Leaders of the G7 group of wealthy nations have fallen short of directly providing one billion Covid vaccine doses to poorer countries over the next year.

The final communique of the Boris Johnson-hosted summit in Cornwall revealed that the leaders only managed to commit to sharing 870m spare doses over the next year, despite the prime minister calling for a billion jabs to end the pandemic by the end of 2022.

The document insists that taken together with separate financial commitments it would mean the G7 has shared more than two billion doses since the start of the pandemic.

But the leaders are facing criticism from the likes of Oxfam, which accused leaders of “cooking the books” with its vaccine figures.

“A billion vaccine doses would have been a drop in the bucket, but they didn’t even manage that,” the charity said.

Earlier, former UK prime minister Gordon Brown said the summit will go down as “unforgivable moral failure” as the World Health Organisation (WHO) estimates that 11bn doses – more than ten times the number pledged – are needed to stamp out the pandemic.

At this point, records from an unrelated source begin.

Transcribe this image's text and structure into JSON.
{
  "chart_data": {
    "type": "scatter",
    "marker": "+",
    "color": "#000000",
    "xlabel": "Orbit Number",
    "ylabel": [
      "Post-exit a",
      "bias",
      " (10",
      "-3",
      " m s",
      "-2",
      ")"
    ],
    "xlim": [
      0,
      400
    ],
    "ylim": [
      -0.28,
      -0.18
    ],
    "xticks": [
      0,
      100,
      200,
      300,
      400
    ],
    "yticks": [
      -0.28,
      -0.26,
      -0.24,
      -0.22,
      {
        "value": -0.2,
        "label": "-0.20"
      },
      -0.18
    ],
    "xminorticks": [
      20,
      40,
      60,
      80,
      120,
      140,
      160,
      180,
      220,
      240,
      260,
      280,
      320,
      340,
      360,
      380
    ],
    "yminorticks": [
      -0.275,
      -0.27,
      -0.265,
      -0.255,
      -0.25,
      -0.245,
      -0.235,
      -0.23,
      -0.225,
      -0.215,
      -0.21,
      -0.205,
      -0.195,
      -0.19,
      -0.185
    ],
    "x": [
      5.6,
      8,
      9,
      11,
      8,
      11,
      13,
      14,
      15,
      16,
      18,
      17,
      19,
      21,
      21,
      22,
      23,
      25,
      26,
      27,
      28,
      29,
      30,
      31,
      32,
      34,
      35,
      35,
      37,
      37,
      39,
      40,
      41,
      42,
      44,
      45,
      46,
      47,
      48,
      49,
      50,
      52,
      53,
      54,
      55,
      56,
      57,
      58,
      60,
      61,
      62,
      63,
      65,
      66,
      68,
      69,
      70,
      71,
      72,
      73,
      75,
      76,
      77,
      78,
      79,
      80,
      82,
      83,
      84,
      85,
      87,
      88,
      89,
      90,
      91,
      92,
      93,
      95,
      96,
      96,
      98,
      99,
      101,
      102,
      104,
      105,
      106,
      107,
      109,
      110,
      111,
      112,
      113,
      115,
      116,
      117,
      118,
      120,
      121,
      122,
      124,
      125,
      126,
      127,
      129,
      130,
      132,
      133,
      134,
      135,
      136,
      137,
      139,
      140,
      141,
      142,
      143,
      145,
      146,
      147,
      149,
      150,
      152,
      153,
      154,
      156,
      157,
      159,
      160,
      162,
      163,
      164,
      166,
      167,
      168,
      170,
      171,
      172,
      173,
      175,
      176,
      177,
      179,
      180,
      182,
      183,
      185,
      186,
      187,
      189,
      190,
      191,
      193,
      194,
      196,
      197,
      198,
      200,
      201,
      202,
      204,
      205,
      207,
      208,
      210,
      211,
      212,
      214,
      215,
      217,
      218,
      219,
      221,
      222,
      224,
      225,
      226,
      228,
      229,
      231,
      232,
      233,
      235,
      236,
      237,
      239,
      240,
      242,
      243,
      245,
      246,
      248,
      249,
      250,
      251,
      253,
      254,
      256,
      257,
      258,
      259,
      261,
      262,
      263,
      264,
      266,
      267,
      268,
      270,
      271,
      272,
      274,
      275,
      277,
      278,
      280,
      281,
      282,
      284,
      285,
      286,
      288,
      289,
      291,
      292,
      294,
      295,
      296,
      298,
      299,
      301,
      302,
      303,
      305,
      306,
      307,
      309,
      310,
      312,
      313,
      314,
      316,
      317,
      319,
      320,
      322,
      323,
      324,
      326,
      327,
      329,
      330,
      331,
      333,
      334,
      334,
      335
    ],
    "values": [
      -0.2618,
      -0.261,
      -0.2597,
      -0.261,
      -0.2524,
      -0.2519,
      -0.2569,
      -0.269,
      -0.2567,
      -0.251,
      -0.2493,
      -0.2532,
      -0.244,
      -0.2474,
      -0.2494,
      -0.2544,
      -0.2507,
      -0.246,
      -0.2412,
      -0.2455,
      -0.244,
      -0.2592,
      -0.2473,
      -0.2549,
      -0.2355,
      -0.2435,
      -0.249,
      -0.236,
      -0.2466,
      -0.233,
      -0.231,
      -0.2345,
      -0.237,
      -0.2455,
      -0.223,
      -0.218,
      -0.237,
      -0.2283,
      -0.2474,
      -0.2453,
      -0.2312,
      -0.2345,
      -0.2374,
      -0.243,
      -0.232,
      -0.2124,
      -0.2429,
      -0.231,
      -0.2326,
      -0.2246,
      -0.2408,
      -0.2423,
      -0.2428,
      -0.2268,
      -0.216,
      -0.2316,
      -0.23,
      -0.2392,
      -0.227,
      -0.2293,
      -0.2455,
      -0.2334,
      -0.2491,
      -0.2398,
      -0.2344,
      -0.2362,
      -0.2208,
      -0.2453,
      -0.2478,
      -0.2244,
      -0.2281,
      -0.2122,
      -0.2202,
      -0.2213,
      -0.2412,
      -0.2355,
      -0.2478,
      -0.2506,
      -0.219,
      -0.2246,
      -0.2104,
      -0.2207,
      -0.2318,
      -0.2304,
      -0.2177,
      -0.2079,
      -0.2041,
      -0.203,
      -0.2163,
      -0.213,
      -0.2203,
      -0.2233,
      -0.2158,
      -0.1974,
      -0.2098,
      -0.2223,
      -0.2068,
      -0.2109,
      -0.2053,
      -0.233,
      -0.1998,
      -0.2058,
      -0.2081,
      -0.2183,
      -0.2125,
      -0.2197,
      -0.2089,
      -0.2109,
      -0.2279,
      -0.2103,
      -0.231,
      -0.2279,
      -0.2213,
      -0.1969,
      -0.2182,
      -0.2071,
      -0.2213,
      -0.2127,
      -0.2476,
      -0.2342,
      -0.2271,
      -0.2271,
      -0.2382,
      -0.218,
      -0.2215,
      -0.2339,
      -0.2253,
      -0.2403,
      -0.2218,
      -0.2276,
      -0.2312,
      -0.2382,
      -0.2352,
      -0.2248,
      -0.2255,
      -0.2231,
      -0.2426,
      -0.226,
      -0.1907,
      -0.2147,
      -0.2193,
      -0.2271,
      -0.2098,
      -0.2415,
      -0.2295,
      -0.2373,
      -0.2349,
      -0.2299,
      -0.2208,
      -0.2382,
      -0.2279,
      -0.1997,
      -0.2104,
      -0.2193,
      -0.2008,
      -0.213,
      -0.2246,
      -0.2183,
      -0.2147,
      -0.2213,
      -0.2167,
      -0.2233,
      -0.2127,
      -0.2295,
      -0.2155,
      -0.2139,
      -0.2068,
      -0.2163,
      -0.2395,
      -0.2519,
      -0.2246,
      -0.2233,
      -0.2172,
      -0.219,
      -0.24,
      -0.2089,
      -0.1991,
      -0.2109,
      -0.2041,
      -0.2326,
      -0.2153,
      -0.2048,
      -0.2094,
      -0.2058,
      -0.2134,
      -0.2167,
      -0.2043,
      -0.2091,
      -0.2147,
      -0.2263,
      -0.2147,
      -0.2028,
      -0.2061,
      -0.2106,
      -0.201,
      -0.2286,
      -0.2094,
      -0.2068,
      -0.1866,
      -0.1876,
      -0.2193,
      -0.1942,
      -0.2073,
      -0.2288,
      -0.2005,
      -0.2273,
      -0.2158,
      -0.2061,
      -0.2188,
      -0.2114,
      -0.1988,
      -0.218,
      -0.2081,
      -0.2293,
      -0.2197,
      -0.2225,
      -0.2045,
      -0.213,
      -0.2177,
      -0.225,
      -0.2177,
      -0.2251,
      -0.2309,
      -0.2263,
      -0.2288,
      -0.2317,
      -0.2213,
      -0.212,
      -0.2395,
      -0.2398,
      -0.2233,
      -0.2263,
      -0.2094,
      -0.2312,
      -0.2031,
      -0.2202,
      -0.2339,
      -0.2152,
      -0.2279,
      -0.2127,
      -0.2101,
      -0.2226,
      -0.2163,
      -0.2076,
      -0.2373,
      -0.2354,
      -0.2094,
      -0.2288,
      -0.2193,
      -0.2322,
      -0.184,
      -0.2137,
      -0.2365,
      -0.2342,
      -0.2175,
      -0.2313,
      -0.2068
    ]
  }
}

At his closing summit press conference, Johnson rejected Brown’s criticism, highlighting US president Joe Biden’s commitment to providing 500m Pfizer vaccines for 92 low and lower-middle income countries and the African Union.

 “This is another billion made up of a massive contribution by the United States and other friends,” the UK prime minister said.

He said the UK’s contribution is another 100m from now to next June of the vaccines.

He said: “Already of the 1.5bn vaccines that have been distributed around the world, I think that people in this country should be very proud that half a billion of them are as a result of the actions taken by the UK government in doing that deal with the Oxford scientists and AstraZeneca to distribute it at cost.”

He added: “We are going flat out and we are producing vaccines as fast as we can, and distributing them as fast as we can”. 

The target to vaccinate the world by the end of next year will be done “very largely thanks to the efforts of the countries who have come here today”, according to Johnson.

But Oxfam’s head of inequality policy Max Lawson said leaders had “cooked the books” on vaccines and “completely failed” to meet the challenge of the biggest health emergency in a century.

“This G7 summit will live on infamy,” he concluded.